Il Forest Garden si inserisce tra le pratiche del movimento della decrescita perché, come lungo una spirale (e quindi nel modo in cui si muove l’energia, con un continuo ritorno su se stessa ma in una prospettiva a ogni giro più ampia), ci riporta alle origini del rapporto tra uomo e piante, e ci porta a perdere la concezione antropocentrica che informa il nostro rapporto con il mondo animale e vegetale. Ci mostra che siamo solo la parte di un tutto più grande, costituito da organi che sentono e comunicano e sono collegati in infiniti modi. Ci insegna anche che in natura esiste già tutto e noi dobbiamo soltanto imparare a scoprirlo. Inventare del resto deriva dal latino invenire, che significa “trovare”.
Un’invenzione come internet non è sbucata dal nulla, ma è stata semplicemente la scoperta, da parte dell’uomo, di una struttura matematica già presente e attiva nel mondo naturale, da miliardi di anni, dall’inizio dei tempi. Il modello a rete diffusa è applicabile anche in campo quantistico, dove gli stimoli elettrici come una sorta di alfabeto Morse scorrono continuamente tra la particelle subatomiche, al confine tra materia e concetto, nei più profondi livelli dell’energia, portando informazioni, tessendo la rete della realtà.
 
L’uomo è un custode di Gaia, la biosfera, quello strato vivente senza il quale l’uomo stesso, fra i primi, è destinato a scomparire. E il suo ruolo, nel Forest Garden, è proprio quello di custode.

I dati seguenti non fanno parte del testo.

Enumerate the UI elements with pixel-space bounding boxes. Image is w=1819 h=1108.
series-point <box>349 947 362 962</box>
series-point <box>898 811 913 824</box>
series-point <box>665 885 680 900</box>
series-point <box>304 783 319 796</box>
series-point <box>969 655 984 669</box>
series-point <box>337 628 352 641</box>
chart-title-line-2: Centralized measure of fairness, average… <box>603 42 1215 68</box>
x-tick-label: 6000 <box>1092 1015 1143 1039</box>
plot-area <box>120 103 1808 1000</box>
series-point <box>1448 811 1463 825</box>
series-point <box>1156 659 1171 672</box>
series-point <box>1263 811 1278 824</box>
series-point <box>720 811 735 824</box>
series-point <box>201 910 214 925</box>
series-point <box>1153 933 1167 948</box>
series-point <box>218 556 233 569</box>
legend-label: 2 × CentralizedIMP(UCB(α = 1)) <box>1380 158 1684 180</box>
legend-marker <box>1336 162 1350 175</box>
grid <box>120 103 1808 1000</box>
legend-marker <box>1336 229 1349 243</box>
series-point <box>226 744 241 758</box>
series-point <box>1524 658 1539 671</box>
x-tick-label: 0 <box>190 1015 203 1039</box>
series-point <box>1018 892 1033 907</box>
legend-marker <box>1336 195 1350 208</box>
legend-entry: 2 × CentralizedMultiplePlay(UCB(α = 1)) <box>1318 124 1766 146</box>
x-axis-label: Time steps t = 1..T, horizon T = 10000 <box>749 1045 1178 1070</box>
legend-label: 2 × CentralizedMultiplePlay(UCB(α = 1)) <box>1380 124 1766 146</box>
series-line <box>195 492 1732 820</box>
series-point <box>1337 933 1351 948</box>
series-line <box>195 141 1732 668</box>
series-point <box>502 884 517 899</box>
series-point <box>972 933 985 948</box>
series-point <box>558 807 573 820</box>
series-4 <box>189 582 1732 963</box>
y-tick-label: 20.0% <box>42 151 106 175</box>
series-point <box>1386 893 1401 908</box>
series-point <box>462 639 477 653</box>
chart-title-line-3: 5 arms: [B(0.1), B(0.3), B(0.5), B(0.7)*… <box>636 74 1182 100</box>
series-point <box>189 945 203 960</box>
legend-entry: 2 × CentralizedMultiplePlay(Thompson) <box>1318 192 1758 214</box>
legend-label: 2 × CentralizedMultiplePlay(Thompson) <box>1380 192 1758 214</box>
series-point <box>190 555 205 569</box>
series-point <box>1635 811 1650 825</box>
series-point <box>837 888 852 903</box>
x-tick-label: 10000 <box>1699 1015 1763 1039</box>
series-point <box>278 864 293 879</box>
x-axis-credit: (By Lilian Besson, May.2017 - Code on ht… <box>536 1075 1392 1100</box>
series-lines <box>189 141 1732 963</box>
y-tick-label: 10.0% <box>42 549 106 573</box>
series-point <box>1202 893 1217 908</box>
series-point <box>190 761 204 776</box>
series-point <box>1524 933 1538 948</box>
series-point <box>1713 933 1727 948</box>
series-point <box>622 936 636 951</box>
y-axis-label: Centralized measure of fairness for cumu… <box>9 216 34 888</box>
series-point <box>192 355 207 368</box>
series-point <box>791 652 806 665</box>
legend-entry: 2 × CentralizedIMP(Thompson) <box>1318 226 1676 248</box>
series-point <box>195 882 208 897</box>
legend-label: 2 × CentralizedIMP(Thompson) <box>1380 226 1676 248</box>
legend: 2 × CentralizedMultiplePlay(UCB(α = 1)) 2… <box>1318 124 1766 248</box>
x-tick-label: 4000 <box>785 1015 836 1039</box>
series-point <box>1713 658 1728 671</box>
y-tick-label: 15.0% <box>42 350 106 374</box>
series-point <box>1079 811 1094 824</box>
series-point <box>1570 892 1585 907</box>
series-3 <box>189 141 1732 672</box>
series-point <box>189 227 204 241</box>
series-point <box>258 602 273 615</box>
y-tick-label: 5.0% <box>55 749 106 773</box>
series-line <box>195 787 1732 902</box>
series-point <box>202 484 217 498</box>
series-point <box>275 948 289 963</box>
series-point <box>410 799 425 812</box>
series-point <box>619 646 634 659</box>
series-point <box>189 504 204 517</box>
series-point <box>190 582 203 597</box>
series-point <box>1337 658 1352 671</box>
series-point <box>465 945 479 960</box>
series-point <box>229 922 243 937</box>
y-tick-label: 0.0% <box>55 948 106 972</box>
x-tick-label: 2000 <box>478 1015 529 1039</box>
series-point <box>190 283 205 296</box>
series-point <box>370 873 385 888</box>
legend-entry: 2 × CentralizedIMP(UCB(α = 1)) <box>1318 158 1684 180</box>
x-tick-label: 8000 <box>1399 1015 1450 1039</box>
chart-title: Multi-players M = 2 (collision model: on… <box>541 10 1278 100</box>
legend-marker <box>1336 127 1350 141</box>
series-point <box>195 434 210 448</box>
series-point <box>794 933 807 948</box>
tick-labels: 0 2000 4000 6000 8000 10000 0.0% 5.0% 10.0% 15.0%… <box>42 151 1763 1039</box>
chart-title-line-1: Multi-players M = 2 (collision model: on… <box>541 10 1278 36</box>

Forse mi viene in mente Alice nel Paese delle Meraviglie anche perché uno dei concetti alla base di quel libro è che niente, fondamentalmente, niente è impossibile. Molto spesso le cose ci sembrano tali solo perché non abbiamo mai provato a crederle possibili. Invece basta pensarlo. Basta semplicemente pensare: “E se invece fosse possibile?”